On another Himalayan border, in 2017, Chinese and Indian troops squared off in Bhutan over an area that China claimed belonged to them but that India and Bhutan maintained to be Bhutanese. In that skirmish, too, there were no reports of gun use or weaponry. Instead, the fighting involved “jostling,” in which soldiers from India and soldiers of China’s People’s Liberation Army bumped chests, without punching or kicking, to push the other side backward but did not open fire.
Sushant Singh, a senior fellow at the Centre for Policy Research in India and a lecturer at Yale, said there was often gunfire on India’s borders with Pakistan and Bangladesh. “The PLA’s culture is very different from what a Western military culture would be, where use of weaponry is far more frequent,” he said.
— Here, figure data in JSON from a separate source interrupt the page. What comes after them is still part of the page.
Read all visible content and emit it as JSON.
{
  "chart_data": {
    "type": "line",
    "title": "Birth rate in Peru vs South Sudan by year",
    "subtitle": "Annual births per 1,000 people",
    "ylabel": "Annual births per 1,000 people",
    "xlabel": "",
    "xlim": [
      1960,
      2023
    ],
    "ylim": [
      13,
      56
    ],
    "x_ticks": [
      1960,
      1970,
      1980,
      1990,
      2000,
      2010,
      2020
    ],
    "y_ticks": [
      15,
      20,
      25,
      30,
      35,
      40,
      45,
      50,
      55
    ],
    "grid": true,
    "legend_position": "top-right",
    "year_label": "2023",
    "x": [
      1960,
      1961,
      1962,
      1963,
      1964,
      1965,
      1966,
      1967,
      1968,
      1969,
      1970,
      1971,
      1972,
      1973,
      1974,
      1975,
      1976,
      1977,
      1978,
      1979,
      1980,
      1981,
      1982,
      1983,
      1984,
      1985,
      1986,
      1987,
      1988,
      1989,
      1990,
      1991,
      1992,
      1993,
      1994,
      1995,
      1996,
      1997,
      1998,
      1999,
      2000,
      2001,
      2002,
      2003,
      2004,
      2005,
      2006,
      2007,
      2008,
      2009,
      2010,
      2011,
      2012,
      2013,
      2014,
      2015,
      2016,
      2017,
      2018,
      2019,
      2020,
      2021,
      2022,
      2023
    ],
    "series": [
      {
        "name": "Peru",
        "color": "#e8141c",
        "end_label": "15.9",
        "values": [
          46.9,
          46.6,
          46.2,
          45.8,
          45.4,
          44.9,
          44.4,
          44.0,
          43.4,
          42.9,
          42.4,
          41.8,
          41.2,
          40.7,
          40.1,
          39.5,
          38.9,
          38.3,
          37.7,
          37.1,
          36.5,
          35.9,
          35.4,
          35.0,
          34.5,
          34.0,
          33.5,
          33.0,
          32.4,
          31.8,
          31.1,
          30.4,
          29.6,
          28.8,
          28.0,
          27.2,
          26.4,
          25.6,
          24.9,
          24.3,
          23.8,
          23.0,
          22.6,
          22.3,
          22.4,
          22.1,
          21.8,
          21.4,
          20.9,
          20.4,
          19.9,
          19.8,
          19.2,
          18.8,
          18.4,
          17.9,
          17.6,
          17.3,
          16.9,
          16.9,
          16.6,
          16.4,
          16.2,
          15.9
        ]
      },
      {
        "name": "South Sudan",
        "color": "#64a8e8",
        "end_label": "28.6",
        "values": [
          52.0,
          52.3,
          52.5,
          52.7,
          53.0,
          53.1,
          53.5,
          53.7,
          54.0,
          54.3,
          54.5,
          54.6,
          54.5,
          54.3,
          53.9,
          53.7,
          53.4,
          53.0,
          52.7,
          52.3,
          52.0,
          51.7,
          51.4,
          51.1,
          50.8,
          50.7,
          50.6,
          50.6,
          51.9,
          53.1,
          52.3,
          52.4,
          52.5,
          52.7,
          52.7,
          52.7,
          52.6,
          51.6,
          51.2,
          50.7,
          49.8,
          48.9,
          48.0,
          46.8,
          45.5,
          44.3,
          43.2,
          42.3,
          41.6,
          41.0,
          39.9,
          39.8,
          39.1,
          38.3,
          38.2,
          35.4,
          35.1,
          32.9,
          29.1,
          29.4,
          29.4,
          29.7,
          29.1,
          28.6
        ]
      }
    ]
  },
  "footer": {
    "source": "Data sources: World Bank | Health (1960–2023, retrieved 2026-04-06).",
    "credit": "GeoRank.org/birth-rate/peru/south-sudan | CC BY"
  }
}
But September 2020 brought a deviation from this norm, when — amid public pressure following the deaths of Indian soldiers in a clash months before — shots were fired at the border for the first time in decades, with both sides accusing the other of firing warning shots.
“Once either side decides that the norm no longer exists, it doesn’t exist on both sides,” Singh said. “Think of them as very weak guardrails, which can be broken off and then restarted.”